In patients with rheumatoid arthritis, TNF plays a dominant proinflammatory role, and affected individuals are often treated with exogenous glucocorticoids (as in the ReAct study). In such patients, therefore, two important muscle growth inhibiting factors are present which may have a major influence on muscle homeostasis (fig 3). This is adds to the disability suffered by these patients and contributes to rheumatoid cachexia.28 Our study shows that neutralisation of TNF by anti-TNF therapy decreases serum IGF1 in patients receiving glucocorticoids (in the presence of somewhat raised myoglobin levels). It is possible that our patients who were on prednisolone were more ill than those not receiving prednisolone, which may have resulted in increased myoglobin levels. However, this was not supported by the baseline characteristics given in table 1. It is noteworthy that myoglobin did not change during anti-TNF treatment, but this may depend on other proinflammatory factors and longstanding effects on muscle degradation. Removal of the important proinflammatory agent TNF will probably attenuate muscle wasting by increasing IGF1 effects (after removal of IGF1 resistance). We did not test muscle strength during the treatment but it is thought that muscle function improves during anti-TNF therapy, as indicated by improved scores on the Health Assessment Questionnaire.13 Positive effects of TNF neutralising strategies on growth rates have been described in children with juvenile idiopathic arthritis.29 In addition, positive effects of improved IGF1 signalling on TNF induced cartilage degradation are also expected.7,8

Our two patients groups—with and without glucocorticoid treatment—were different in age, which may have influenced our results. Patients on prednisolone were on average 10 years older than those not receiving glucocorticoids. As IGF1 levels decrease with aging,30 one would have expected a lower serum IGF1 in the older patients (who were also more likely to be on prednisolone). However, we observed exactly the opposite, with increased IGF1 levels in these patients, which is additional evidence of IGF1 resistance.

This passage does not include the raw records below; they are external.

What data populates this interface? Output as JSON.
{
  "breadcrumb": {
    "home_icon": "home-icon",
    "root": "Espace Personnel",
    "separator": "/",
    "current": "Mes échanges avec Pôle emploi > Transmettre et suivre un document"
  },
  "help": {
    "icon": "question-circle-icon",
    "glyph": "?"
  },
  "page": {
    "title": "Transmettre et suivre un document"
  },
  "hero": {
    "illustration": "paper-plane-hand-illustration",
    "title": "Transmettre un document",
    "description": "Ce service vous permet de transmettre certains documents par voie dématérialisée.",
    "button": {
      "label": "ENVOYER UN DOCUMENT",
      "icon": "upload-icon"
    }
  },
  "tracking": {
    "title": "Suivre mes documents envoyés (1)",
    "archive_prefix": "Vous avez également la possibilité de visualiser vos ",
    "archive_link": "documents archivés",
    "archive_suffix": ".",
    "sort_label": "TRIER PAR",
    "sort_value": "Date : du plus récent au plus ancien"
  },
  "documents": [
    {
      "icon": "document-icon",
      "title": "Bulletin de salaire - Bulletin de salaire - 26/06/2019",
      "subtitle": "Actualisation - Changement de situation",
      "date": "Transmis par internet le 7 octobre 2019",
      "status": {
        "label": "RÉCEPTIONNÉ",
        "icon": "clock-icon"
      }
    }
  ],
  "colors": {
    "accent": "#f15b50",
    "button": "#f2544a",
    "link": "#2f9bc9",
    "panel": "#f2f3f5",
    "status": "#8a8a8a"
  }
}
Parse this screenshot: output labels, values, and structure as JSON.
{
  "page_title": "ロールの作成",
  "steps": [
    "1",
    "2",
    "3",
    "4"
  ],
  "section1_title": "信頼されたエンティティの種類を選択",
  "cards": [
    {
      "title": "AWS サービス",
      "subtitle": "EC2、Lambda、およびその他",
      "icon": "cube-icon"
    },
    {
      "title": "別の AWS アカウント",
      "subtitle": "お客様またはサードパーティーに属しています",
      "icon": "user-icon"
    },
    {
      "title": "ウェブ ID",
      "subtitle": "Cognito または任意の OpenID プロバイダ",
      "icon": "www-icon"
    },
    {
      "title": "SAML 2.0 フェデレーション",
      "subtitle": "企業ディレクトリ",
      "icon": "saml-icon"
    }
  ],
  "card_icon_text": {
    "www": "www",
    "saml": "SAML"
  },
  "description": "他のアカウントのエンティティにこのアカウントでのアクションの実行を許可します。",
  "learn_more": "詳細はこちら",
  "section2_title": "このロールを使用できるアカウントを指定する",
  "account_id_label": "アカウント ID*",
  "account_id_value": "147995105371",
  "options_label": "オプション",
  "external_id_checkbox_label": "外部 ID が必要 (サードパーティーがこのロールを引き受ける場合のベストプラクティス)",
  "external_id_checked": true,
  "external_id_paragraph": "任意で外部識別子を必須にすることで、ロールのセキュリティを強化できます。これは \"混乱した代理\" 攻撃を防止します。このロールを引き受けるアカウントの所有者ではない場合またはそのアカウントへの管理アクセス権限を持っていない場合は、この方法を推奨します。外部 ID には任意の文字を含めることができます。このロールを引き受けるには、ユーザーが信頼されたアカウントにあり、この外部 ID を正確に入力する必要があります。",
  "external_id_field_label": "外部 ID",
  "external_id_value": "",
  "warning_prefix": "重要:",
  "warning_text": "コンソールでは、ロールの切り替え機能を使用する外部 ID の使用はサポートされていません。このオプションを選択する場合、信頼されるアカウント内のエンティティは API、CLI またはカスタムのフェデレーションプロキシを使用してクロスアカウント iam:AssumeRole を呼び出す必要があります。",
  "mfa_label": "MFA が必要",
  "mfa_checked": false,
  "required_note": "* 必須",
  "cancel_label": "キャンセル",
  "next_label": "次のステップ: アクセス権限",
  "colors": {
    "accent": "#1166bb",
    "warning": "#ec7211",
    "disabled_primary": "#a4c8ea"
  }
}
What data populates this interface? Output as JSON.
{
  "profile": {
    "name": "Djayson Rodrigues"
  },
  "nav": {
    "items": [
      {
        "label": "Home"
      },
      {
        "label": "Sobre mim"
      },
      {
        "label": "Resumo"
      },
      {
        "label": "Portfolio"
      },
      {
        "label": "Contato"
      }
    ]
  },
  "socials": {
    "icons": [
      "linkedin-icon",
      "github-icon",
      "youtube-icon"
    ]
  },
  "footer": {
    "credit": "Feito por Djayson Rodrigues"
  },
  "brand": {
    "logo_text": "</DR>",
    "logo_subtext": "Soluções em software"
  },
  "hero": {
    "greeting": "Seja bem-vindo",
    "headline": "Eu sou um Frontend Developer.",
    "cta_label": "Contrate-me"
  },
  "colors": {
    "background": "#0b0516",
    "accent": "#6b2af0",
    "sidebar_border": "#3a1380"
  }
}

Furthermore, the observed effects of anti-TNF are most probably independent of IGF1 binding proteins because serum IGFBP-1 and IGFBP-2 did not change during treatment. In this study, we observed a positive correlation between serum IL6 and serum IGFBP-1, which confirms a positive influence of IL6 on the synthesis of these binding proteins.31

Conclusions

Our study suggests an attenuation of IGF1 resistance in steroid treated patients with rheumatoid arthritis who are also receiving an anti-TNF therapy. This may be an important new favourable effect of anti-TNF treatment in such patients. Future studies in larger samples over a longer period of time should address whether or not anti-TNF therapy increases both muscle mass (as measured, for example, by magnetic resonance imaging) and muscle strength on clinical testing.

Acknowledgments

The respective institutions and Abbott SpA, Campoverde di Aprilia, Italy supported this study. We thank Angelika Gräber for excellent technical assistance.